Barbecued Char Siu is one of the great recipes of Cantonese cuisine. Char Siu means ‘fork roasted’. Char Siu is sometimes referred to as Chinese BBQ Pork. Traditionally cuts of pork are roasted over a fire or in an oven on long forks. It’s a great way to liven up pork, especially fillet (also called tenderloin). Char Siu leftovers can be used in fried rice or other dishes.

This recipe creates Char Siu pork that is exactly like that from a takeaway. It is a very simple way to cook Pork on the barbecue. It relies more on the right ingredients than on complicated cooking, and a good quality piece of pork. I recommend leaving at least 24 hours for the pork to marinade, and the cook itself takes about 45 minutes.

You must be careful when using pork fillet to not let it dry out on the barbecue by overcooking it. You can use fattier cuts such as pork shoulder as an alternative.

The Recipe

Most of these ingredients are simple to find, or will be in the cupboard for anyone that cooks Chinese style food from time to time.

I have elected to use red food colouring – usually something I’m against. I prefer to let the natural colours of the ingredients come through. Here there isn’t much difference in colour and it closely replicates the classic takeaway.

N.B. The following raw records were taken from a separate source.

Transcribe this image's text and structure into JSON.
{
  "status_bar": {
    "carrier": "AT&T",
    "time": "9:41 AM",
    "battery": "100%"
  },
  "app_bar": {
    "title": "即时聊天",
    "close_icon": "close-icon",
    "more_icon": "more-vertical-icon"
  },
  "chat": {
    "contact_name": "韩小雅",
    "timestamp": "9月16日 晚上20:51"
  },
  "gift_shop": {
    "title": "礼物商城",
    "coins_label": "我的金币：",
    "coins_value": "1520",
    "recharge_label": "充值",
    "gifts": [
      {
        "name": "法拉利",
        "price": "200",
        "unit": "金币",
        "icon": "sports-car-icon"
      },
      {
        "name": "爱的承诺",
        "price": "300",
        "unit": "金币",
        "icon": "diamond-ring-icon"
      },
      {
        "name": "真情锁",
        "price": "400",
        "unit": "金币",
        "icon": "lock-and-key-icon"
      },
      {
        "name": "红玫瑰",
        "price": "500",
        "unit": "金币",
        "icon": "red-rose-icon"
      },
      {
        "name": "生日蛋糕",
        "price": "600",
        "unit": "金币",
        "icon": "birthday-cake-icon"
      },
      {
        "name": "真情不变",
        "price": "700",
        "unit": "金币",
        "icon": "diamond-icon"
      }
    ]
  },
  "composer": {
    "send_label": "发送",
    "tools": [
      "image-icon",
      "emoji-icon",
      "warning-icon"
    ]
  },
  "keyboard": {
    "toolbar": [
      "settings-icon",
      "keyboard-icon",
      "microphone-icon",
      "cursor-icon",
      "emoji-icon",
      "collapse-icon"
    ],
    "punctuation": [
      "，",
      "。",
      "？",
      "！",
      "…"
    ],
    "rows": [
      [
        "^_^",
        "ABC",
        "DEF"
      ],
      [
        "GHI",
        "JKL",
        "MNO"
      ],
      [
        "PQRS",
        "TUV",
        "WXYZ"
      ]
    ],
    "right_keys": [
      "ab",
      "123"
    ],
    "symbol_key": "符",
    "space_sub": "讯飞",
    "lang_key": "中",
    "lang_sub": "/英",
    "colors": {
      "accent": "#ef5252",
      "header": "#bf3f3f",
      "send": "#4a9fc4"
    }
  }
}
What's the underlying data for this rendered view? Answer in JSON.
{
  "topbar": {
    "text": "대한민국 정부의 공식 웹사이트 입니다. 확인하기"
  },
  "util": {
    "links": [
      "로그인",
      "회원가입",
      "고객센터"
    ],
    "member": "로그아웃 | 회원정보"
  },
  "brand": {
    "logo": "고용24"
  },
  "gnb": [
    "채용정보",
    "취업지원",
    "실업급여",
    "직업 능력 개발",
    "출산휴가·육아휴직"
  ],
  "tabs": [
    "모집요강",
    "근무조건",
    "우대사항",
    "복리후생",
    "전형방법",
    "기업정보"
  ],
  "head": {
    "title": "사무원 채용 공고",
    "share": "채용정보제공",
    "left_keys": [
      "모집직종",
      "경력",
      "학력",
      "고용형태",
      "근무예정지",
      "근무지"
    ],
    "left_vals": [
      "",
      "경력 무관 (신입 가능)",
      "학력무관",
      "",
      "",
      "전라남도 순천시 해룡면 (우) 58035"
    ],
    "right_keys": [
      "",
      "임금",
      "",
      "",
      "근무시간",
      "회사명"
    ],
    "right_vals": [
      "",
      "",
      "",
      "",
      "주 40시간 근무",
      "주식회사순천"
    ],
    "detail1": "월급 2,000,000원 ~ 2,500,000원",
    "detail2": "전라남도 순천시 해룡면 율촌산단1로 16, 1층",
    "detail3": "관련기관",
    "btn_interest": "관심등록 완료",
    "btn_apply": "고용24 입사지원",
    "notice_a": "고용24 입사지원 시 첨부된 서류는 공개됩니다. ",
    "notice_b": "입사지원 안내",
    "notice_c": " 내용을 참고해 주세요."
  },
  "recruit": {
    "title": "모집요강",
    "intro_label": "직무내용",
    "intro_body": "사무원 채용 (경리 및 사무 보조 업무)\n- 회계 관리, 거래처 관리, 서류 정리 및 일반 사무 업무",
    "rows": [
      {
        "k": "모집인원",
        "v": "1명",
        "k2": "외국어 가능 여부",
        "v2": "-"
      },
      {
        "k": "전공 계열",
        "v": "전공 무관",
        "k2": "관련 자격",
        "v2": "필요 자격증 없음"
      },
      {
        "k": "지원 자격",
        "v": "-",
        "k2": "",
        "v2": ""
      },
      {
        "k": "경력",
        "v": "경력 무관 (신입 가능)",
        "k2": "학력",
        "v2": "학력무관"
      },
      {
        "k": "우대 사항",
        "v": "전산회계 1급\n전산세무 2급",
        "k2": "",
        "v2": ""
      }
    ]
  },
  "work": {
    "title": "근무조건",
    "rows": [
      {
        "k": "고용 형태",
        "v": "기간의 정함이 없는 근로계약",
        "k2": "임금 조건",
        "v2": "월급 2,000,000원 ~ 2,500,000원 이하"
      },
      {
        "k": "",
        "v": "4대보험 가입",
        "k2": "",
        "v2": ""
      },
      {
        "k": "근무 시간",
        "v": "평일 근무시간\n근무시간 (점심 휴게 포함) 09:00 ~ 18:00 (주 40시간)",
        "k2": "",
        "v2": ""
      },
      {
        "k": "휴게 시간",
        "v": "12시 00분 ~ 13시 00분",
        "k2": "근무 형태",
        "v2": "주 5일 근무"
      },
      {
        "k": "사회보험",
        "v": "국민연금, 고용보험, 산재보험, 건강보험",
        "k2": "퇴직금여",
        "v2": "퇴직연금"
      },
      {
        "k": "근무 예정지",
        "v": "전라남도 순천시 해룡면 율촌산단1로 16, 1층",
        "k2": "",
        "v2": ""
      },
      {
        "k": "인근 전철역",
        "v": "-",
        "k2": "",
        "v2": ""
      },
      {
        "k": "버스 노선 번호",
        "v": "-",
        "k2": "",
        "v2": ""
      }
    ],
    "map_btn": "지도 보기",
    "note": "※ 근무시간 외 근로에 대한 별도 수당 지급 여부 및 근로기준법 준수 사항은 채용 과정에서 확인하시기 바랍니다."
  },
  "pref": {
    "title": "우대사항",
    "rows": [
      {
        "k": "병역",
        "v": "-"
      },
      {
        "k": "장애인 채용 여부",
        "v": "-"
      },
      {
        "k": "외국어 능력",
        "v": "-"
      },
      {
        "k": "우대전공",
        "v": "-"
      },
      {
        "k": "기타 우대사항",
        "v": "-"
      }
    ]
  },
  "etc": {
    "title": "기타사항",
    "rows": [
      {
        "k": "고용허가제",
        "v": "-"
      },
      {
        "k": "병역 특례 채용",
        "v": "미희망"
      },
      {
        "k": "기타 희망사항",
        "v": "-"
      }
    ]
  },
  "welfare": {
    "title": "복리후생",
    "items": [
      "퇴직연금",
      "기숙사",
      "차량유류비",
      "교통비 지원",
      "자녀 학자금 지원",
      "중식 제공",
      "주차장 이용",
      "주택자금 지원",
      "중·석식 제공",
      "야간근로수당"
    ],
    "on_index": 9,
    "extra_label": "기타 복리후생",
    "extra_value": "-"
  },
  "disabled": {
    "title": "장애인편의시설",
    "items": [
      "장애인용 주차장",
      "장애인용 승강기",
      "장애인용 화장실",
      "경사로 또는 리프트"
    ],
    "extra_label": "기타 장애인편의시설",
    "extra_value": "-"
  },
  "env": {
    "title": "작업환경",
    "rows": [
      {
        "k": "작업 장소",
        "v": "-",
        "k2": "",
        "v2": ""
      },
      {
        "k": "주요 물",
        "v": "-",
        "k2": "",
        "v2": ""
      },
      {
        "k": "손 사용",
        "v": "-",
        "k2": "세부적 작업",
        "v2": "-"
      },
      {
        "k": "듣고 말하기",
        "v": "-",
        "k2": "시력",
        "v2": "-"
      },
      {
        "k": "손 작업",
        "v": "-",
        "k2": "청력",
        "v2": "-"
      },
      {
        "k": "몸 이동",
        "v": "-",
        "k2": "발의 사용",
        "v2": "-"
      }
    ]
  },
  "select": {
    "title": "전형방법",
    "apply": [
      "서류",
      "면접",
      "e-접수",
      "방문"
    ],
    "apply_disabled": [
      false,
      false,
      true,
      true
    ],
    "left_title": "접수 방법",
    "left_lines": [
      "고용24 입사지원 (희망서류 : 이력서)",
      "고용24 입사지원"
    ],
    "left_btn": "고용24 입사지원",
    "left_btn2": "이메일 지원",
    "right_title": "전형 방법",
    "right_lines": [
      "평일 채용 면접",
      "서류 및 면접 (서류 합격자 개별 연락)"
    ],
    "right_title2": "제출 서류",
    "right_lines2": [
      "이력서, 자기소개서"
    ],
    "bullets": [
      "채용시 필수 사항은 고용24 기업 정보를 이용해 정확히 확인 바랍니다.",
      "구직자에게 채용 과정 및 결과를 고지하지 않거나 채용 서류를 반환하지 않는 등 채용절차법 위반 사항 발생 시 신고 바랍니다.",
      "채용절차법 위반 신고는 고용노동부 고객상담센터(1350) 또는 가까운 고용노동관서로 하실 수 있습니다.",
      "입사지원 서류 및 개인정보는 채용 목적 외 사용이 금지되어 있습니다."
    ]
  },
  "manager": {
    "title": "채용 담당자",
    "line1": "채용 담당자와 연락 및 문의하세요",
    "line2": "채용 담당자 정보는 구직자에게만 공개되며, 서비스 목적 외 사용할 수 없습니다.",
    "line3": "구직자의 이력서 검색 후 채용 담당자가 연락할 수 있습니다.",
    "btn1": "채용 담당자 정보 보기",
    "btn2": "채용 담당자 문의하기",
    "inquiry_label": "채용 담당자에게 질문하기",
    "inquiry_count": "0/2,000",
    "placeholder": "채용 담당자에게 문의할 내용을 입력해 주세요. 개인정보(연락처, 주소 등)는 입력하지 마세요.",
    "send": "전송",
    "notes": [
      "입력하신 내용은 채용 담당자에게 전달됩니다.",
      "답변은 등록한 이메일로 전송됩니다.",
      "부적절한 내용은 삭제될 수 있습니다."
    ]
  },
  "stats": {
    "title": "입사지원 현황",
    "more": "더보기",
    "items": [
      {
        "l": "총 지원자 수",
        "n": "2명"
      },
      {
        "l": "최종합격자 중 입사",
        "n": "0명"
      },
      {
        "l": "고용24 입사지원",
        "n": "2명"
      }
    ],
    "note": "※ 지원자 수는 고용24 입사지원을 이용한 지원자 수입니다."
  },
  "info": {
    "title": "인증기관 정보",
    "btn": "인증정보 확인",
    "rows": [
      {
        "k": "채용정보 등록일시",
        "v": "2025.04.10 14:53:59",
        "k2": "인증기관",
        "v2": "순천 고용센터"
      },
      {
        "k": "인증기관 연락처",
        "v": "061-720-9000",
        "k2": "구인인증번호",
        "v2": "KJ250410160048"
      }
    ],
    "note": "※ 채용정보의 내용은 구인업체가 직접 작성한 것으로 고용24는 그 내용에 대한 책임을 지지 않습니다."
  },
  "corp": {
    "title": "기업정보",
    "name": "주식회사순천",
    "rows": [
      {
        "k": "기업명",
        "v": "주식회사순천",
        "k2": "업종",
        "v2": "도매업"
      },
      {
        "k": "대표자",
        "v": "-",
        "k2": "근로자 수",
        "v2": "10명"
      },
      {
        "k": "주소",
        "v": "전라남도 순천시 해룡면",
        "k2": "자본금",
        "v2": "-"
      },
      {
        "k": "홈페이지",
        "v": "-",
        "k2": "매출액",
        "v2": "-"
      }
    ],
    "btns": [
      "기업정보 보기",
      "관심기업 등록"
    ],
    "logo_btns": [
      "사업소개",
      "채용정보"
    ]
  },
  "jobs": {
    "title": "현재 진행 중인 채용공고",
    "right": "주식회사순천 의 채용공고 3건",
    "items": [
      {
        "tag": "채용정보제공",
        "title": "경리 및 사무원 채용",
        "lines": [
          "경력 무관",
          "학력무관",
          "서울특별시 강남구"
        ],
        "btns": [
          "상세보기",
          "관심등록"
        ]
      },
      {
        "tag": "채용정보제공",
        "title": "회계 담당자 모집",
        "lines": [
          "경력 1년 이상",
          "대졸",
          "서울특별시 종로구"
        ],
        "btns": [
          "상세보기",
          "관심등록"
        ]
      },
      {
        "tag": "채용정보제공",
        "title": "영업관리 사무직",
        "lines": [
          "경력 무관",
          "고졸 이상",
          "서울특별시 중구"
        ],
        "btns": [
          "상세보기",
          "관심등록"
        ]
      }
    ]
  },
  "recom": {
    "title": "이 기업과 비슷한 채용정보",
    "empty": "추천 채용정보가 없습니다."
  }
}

Some recipes suggest red bean curd as an alternative.


  • Marinade
  • Mix all of the ingredients together and stir well to combine.
  • Add the marinade to a bowl and add the pork fillet.
  • Let the pork marinade for a minimum of 24 hours, turning occasionally to make sure the pork is equally covered.
  • Pork
  • Remove the Pork from the marinade and place on the barbecue.
  • Add the remaining marinade into a saucepan, and reduce until it is very thick.
  • Brush the Pork with the marinade from time to time as it cooks.

Coverage of the marinade is key to this recipe. The marinade will create the red colouring around the pork that you’d expect from a takeaway. Without proper coverage of the marinade you’ll have uncoloured spots when the meat is cooked.

I find that marinading in a ziplock bag is more effective than a bowl. It keeps the marinade closer to the meat and makes it easier to get a better coverage.

The Cook

This is a simple recipe to make, relying more on the right ingredients than on complicated cooking. I use a direct two zone approach, or the equivalent in a Kamado style barbecue with the deflectors in place. It’s important to use a drip tray as the sugars in the marinade will burn, and are a pain to clean.

The Pork is cooked at an internal temperature of 75C. Interestingly the US Food and Drug Administration (FDA) has set a lower safe temperature for pork of 62C (with resting time). This takes roughly 45 minutes but as always – cook to temperature not time. Pork fillet can dry out easily as it contains little fat. Take that into account and take the pork off to rest at around 70C. It will carry over to the correct temperature.

You’ll want to see some char on the outside of the pork, as this adds to the flavour. I remove the pork from the grill just before it hits this temperature and wrap lightly in foil. Rest the pork for at least a few minutes before serving.